The US and Russia clashed in the UN Security Council on Thursday, with the latest contentious vote marking the 10th time Moscow has used its veto power to block a motion on Syria since the civil war began in 2011.
Russia rejected a US-drafted motion to extend the mandate of the Joint Investigative Mechanism (JIM), the international inquiry focusing on the use of chemical weapons in Syria. China, also a veto power, abstained from the vote. The move comes just hours before the previous mandate is set to expire.
Commenting on the US' initiative, Russia's UN ambassador Vassily Nebenzia said the proposal was not balanced and would help entrench "the inherent flaws of the JIM," which was established with Russian backing in 2015.

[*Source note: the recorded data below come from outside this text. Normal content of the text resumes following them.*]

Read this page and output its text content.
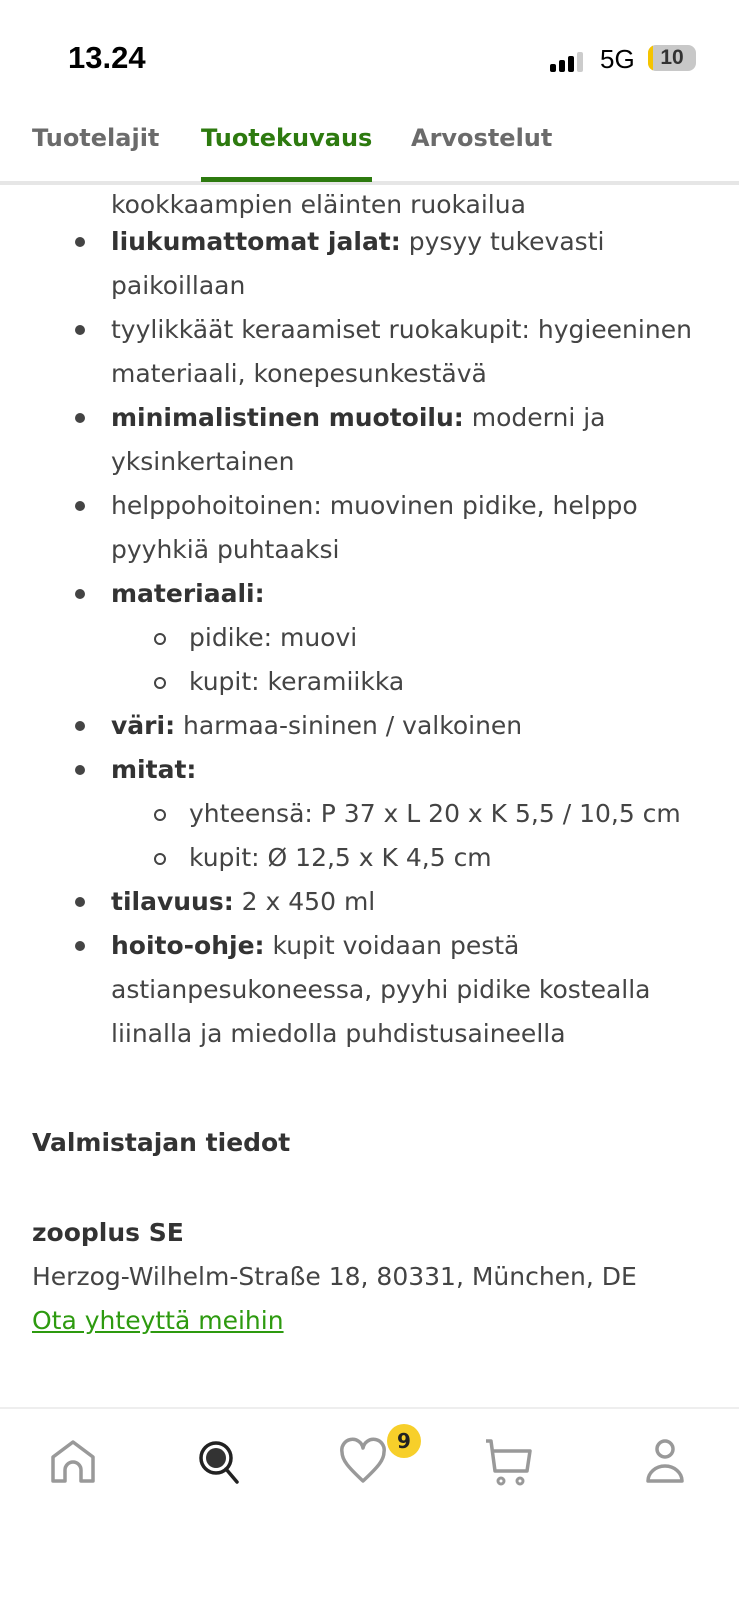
13.24	5G	10
Tuotelajit Tuotekuvaus Arvostelut
kookkaampien eläinten ruokailua
liukumattomat jalat: pysyy tukevasti paikoillaan
tyylikkäät keraamiset ruokakupit: hygieeninen materiaali, konepesunkestävä
minimalistinen muotoilu: moderni ja yksinkertainen
helppohoitoinen: muovinen pidike, helppo pyyhkiä puhtaaksi
materiaali:
pidike: muovi
kupit: keramiikka
väri: harmaa-sininen / valkoinen
mitat:
yhteensä: P 37 x L 20 x K 5,5 / 10,5 cm
kupit: Ø 12,5 x K 4,5 cm
tilavuus: 2 x 450 ml
hoito-ohje: kupit voidaan pestä astianpesukoneessa, pyyhi pidike kostealla liinalla ja miedolla puhdistusaineella
Valmistajan tiedot
zooplus SE
Herzog-Wilhelm-Straße 18, 80331, München, DE
Ota yhteyttä meihin
9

"We need a robust, professional mechanism that will help to prevent the proliferation of the threat of chemical terrorism in the region and you need a puppet-like structure to manipulate public opinion," Nebenzia said.
Russia 'killed' JIM
A similar initiative to prolong the JIM mandate was also blocked by Russia last month, with Moscow saying it wanted to wait for the release of a UN report on a chemical attack which killed around 100 people in the town of Khan Sheikhoun. The report, which was released last week, blamed the Syrian regime for the massacre. However, Russia dismissed the findings as "mythical or invented" and criticized the task force's research methodology.
Nebenzia restated the criticism on Thursday, saying that the Khan Sheikhoun inquiry suffered from "fundamental flaws."
In turn, the US representative Nikki Haley said that Russia undermined the world's ability to deter chemical attacks.
"Russia has killed the investigative mechanism which has overwhelming support of this council," she said.
"The message to anyone listening is clear: in effect, Russia accepts the use of chemical weapons in Syria."
Japan asks for a stop-gap measure
Russia initially put forward a rival motion, insisting that the Security Council consider it after voting on the resolution proposed by the US. However, the rules of the council dictated that the Russian resolution be considered first, prompting Moscow to eventually withdraw the document.
In the draft, Russia insisted that the existing findings on Khan Sheikhoun be put aside to allow for another "full-scale and high-quality investigation" into the attack.
After the US motion was blocked, Bolivia resubmitted the Russian draft for a vote. Russia and China backed the draft, but seven countries, including veto-wielding powers the US, France, and the UK, voted against it.
The JIM is set to cease operations as its mandate expires on midnight Thursday New York time, or 5:00 Friday GMT. Following the impasse, Japan reportedly asked the UN Security Council to renew the investigation for another 30 days. The measure would allow more time to find a compromise, the AFP news agency reported.